A phisher or phishers operating over the holiday weekend deluged Twitter users with direct messages luring the unwary to a page designed to steal their sign-in information.

Twitter's official status blog announced the problem Saturday afternoon, but regular users were reporting a welter of suspicious messages throughout the weekend.

The phishers appear to have gained access to one or more accounts with known or guessable passwords. They used those accounts to send direct messages to other users; those DMs included a URL that looked vaguely like one for Twitter, and requests the user's login information. The URL,, was registered on December 16 to a Zhang Xiaohu in the Hunan province of China, via Xin Net Technology Corp. of Beijing.


Whoever's doing this, they're mighty busy. "Problogger," a.k.a. Darren Rowse, has around 8,847 people he follows on the service and 26,186 followers. He tweeted early Monday morning that he'd counted 50-60 phishing DMs so far in the attack. (Only those Tweetfolk you follow can DM you.) He, like many, many others affected by the attack, put out an urgent call for all Twitter users to change their passwords ASAP.

Rowse also noted that the scam changed over the weekend. Originally the shifty URL directed users to a Twitter-like page that requested Twitter usernames and passwords, apparently using that information to DM each user's followers. At some point during the weekend -- around the time Twitter took action to block the URL -- the redirect page became an iPhone lookalike. And at press time -- we type these things into our browsers so you don't have you -- displays what looks like a normal sign-in page for Facebook.

Update banner (stretched)

1:08 pm PST January 5, 2009 - When it rains it pours: A second wave of trouble splashes on deck at Twitter as 33 "celebrity" and news-oriented Tweetstreams, including official accounts used by Britney Spears, Barack Obama, Bill O'Reilly, Fox News, the Huffington Post, and CNN correspondent Rick Sanchez, were compromised late Sunday night.

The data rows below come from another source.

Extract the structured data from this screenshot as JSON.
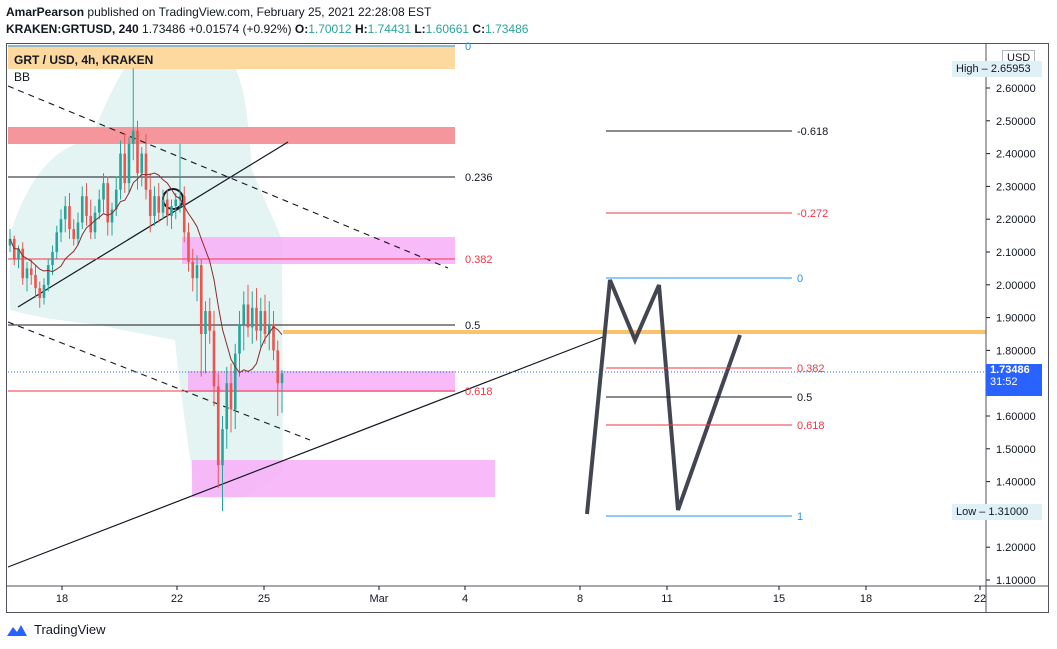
{
  "header": {
    "author": "AmarPearson",
    "published_text": "published on TradingView.com, February 25, 2021 22:28:08 EST",
    "symbol": "KRAKEN:GRTUSD, 240",
    "last": "1.73486",
    "change": "+0.01574 (+0.92%)",
    "o_label": "O:",
    "o": "1.70012",
    "h_label": "H:",
    "h": "1.74431",
    "l_label": "L:",
    "l": "1.60661",
    "c_label": "C:",
    "c": "1.73486"
  },
  "chart_data": {
    "type": "candlestick",
    "title": "GRT / USD, 4h, KRAKEN",
    "indicator": "BB",
    "currency": "USD",
    "y_ticks": [
      "2.60000",
      "2.50000",
      "2.40000",
      "2.30000",
      "2.20000",
      "2.10000",
      "2.00000",
      "1.90000",
      "1.80000",
      "1.70000",
      "1.60000",
      "1.50000",
      "1.40000",
      "1.30000",
      "1.20000",
      "1.10000"
    ],
    "x_ticks": [
      "18",
      "22",
      "25",
      "Mar",
      "4",
      "8",
      "11",
      "15",
      "18",
      "22"
    ],
    "high_label": "High",
    "high_value": "2.65953",
    "low_label": "Low",
    "low_value": "1.31000",
    "last_price": "1.73486",
    "countdown": "31:52",
    "fib_left": [
      {
        "level": "0",
        "color": "#2196f3"
      },
      {
        "level": "0.236",
        "color": "#131722"
      },
      {
        "level": "0.382",
        "color": "#f23645"
      },
      {
        "level": "0.5",
        "color": "#131722"
      },
      {
        "level": "0.618",
        "color": "#f23645"
      }
    ],
    "fib_right": [
      {
        "level": "-0.618",
        "color": "#131722"
      },
      {
        "level": "-0.272",
        "color": "#f23645"
      },
      {
        "level": "0",
        "color": "#2196f3"
      },
      {
        "level": "0.382",
        "color": "#f23645"
      },
      {
        "level": "0.5",
        "color": "#131722"
      },
      {
        "level": "0.618",
        "color": "#f23645"
      },
      {
        "level": "1",
        "color": "#2196f3"
      }
    ],
    "candles": [
      [
        2.12,
        2.17,
        2.1,
        2.14
      ],
      [
        2.14,
        2.15,
        2.06,
        2.08
      ],
      [
        2.08,
        2.12,
        2.05,
        2.11
      ],
      [
        2.11,
        2.13,
        2.0,
        2.02
      ],
      [
        2.02,
        2.07,
        1.98,
        2.05
      ],
      [
        2.05,
        2.08,
        2.0,
        2.03
      ],
      [
        2.03,
        2.06,
        1.96,
        1.99
      ],
      [
        1.99,
        2.01,
        1.93,
        1.96
      ],
      [
        1.96,
        2.02,
        1.94,
        2.0
      ],
      [
        2.0,
        2.08,
        1.98,
        2.06
      ],
      [
        2.06,
        2.12,
        2.03,
        2.1
      ],
      [
        2.1,
        2.18,
        2.08,
        2.16
      ],
      [
        2.16,
        2.23,
        2.13,
        2.2
      ],
      [
        2.2,
        2.27,
        2.16,
        2.24
      ],
      [
        2.24,
        2.28,
        2.14,
        2.17
      ],
      [
        2.17,
        2.2,
        2.12,
        2.14
      ],
      [
        2.14,
        2.22,
        2.12,
        2.19
      ],
      [
        2.19,
        2.3,
        2.17,
        2.27
      ],
      [
        2.27,
        2.31,
        2.18,
        2.21
      ],
      [
        2.21,
        2.26,
        2.14,
        2.16
      ],
      [
        2.16,
        2.24,
        2.14,
        2.22
      ],
      [
        2.22,
        2.29,
        2.2,
        2.26
      ],
      [
        2.26,
        2.34,
        2.22,
        2.31
      ],
      [
        2.31,
        2.33,
        2.15,
        2.19
      ],
      [
        2.19,
        2.25,
        2.15,
        2.23
      ],
      [
        2.23,
        2.33,
        2.21,
        2.29
      ],
      [
        2.29,
        2.44,
        2.26,
        2.4
      ],
      [
        2.4,
        2.46,
        2.28,
        2.31
      ],
      [
        2.31,
        2.45,
        2.28,
        2.43
      ],
      [
        2.43,
        2.66,
        2.38,
        2.47
      ],
      [
        2.47,
        2.5,
        2.29,
        2.34
      ],
      [
        2.34,
        2.42,
        2.3,
        2.4
      ],
      [
        2.4,
        2.46,
        2.26,
        2.29
      ],
      [
        2.29,
        2.34,
        2.16,
        2.21
      ],
      [
        2.21,
        2.3,
        2.18,
        2.27
      ],
      [
        2.27,
        2.31,
        2.19,
        2.22
      ],
      [
        2.22,
        2.29,
        2.2,
        2.26
      ],
      [
        2.26,
        2.29,
        2.18,
        2.21
      ],
      [
        2.21,
        2.26,
        2.17,
        2.24
      ],
      [
        2.24,
        2.28,
        2.2,
        2.26
      ],
      [
        2.26,
        2.43,
        2.22,
        2.27
      ],
      [
        2.27,
        2.3,
        2.13,
        2.16
      ],
      [
        2.16,
        2.19,
        2.04,
        2.07
      ],
      [
        2.07,
        2.11,
        1.98,
        2.02
      ],
      [
        2.02,
        2.09,
        1.95,
        2.06
      ],
      [
        2.06,
        2.08,
        1.72,
        1.85
      ],
      [
        1.85,
        1.95,
        1.73,
        1.92
      ],
      [
        1.92,
        1.96,
        1.82,
        1.86
      ],
      [
        1.86,
        1.92,
        1.63,
        1.69
      ],
      [
        1.69,
        1.73,
        1.38,
        1.45
      ],
      [
        1.45,
        1.6,
        1.31,
        1.56
      ],
      [
        1.56,
        1.75,
        1.5,
        1.7
      ],
      [
        1.7,
        1.76,
        1.55,
        1.62
      ],
      [
        1.62,
        1.82,
        1.56,
        1.79
      ],
      [
        1.79,
        1.92,
        1.72,
        1.88
      ],
      [
        1.88,
        1.98,
        1.8,
        1.94
      ],
      [
        1.94,
        2.0,
        1.84,
        1.87
      ],
      [
        1.87,
        1.98,
        1.82,
        1.93
      ],
      [
        1.93,
        1.99,
        1.83,
        1.86
      ],
      [
        1.86,
        1.96,
        1.81,
        1.92
      ],
      [
        1.92,
        1.97,
        1.82,
        1.85
      ],
      [
        1.85,
        1.95,
        1.8,
        1.88
      ],
      [
        1.88,
        1.92,
        1.77,
        1.8
      ],
      [
        1.8,
        1.83,
        1.6,
        1.7
      ],
      [
        1.7,
        1.74,
        1.61,
        1.73
      ]
    ]
  },
  "footer": {
    "brand": "TradingView",
    "logo_icon": "tradingview-logo-icon"
  }
}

The breaches seemed mainly to consist of juvenile graffiti (claiming that the writer was on crack, gay, or the like), and appears to be unrelated to the problem reported earlier.

Sanchez, at least, seems to be mainly baffled by the problem. His tweetstream details the situation as it unfolded: After being warned of the problem by a follower late yesterday, he turned the issue over to his tech staff ("appears so, tech guys here at cnn working on it now. i'm still trying to get briefed. will advise. more at 3 est"), described the in-house response ("hack/phish hapnd while i took 1/2 hour to re-hab knee down in gym. when i got back, told by staff. cnn security, pr, etc, suits all on it."), and eventually confirmed that Twitter honchos were on the case ("biz stone seems to have handle on it thru twitter. he's in contact with my staff.").

Biz Stone blogged an update on the second hack late Monday morning, describing it as distinctly different from the earlier phishing attempt. (He also noted that it has nothing to do with the upcoming OAuth authentication protocol the service is prepping.) According to Stone, the compromised security tools have been taken offline indefinitely.